I guess we could have figured it out from the very definition of SSL, but to me it appeared only clearly at the beginning of this year. With this number of protocols using SSL, with this everyday HTTPS, with everyone buying things on the Internet, the SSL protocol spread to ubiquity and its use went from precise pieces of software and knowledgeable people to every kind of software and mainstream people. From this situation, I saw the explosion of:
- bad implementations of SSL in all kinds of software,
- attempts to attack the protocol, new (so to say) man-in-the-middle attacks,
- bad uses of SSL (weak cypher, self-signed certificates for public use, etc)

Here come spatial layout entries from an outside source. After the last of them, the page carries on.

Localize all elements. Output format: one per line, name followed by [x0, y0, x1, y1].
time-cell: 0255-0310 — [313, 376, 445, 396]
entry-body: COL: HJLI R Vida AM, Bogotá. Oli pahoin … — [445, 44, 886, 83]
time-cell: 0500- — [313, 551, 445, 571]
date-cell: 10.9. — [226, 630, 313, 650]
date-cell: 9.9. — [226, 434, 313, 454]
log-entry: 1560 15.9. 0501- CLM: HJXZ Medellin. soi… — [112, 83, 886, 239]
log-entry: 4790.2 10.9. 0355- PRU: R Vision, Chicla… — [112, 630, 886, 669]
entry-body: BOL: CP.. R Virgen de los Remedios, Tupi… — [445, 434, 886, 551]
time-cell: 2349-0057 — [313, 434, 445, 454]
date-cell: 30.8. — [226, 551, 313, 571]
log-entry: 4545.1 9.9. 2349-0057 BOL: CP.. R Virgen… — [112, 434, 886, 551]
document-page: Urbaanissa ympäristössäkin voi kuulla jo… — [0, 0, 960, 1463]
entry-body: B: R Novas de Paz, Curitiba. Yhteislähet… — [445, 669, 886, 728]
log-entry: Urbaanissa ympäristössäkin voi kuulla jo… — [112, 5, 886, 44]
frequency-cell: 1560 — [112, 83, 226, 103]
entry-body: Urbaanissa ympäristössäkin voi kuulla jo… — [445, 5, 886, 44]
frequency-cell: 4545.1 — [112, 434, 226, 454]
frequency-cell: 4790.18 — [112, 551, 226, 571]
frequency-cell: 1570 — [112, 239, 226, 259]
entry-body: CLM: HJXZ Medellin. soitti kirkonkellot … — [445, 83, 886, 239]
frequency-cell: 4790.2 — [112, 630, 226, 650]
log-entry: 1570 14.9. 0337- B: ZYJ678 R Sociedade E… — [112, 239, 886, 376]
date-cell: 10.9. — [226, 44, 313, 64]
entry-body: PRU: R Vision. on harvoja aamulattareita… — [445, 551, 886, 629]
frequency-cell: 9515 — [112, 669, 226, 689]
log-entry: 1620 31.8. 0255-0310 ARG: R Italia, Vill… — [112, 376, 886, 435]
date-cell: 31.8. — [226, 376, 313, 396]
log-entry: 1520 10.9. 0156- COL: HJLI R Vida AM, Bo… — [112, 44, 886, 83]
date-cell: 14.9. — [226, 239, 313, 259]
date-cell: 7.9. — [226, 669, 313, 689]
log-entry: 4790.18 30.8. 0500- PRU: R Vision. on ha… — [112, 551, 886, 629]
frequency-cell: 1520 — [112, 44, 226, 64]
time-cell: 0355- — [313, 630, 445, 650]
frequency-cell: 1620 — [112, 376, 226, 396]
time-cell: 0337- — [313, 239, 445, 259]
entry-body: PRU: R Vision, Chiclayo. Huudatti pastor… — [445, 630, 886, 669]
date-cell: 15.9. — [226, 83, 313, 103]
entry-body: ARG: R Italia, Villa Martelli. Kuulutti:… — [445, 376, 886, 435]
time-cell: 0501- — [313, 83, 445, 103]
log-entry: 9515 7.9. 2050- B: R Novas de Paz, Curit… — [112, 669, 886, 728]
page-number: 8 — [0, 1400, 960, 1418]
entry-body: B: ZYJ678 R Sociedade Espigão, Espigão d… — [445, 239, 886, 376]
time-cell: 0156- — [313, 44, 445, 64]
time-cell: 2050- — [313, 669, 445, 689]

- impatience from top management about the inability of IT services to provide statistics about the SSL traffic of their employees.
My point is: it's not a secure practice yet, and probably never will.
There are two parts in my argument, the first is the legal and compliance point of view. If SSL is encrypted, it's in order not to be read, as dumb as it may sound. The company might not be allowed, under the laws of the country, to listen to employees' encrypted traffic. For instance, in France, I wouldn't be allowed to listen to private connections to online banking sites. Plus it brings back the threat of the tactless/malevolent administrator.
The second part is the technological one. SSL is ubiquitous and, to some extent, that's a chance. It means that the client software may have a variety of vulnerabilities and weaknesses in the implementation of SSL. For instance, if the SSL traffic flows from three browsers, two media players, ten business applications, then a vulnerability would probably affect only one in fifteen pieces of software using SSL. The targetability of unproxyfied SSL can grossly be compared to the average of vulnerabilities of the various pieces of software that use it. The targetability of proxyfied SSL is that of the proxy.
Would you trust ISA better than Firefox? Suppose that you have an endpoint tool that examines SSL, if its security features are better than those of the proxy, you probably lose these capabilities during the decryption/encryption phase of the proxyfication.
Of course, SSL remains a cloudy mystery, threatening to some extent, but I think this is not the good way out of it. But let's have a look at these technos, because I'm sure we'll have to cope with them anyway.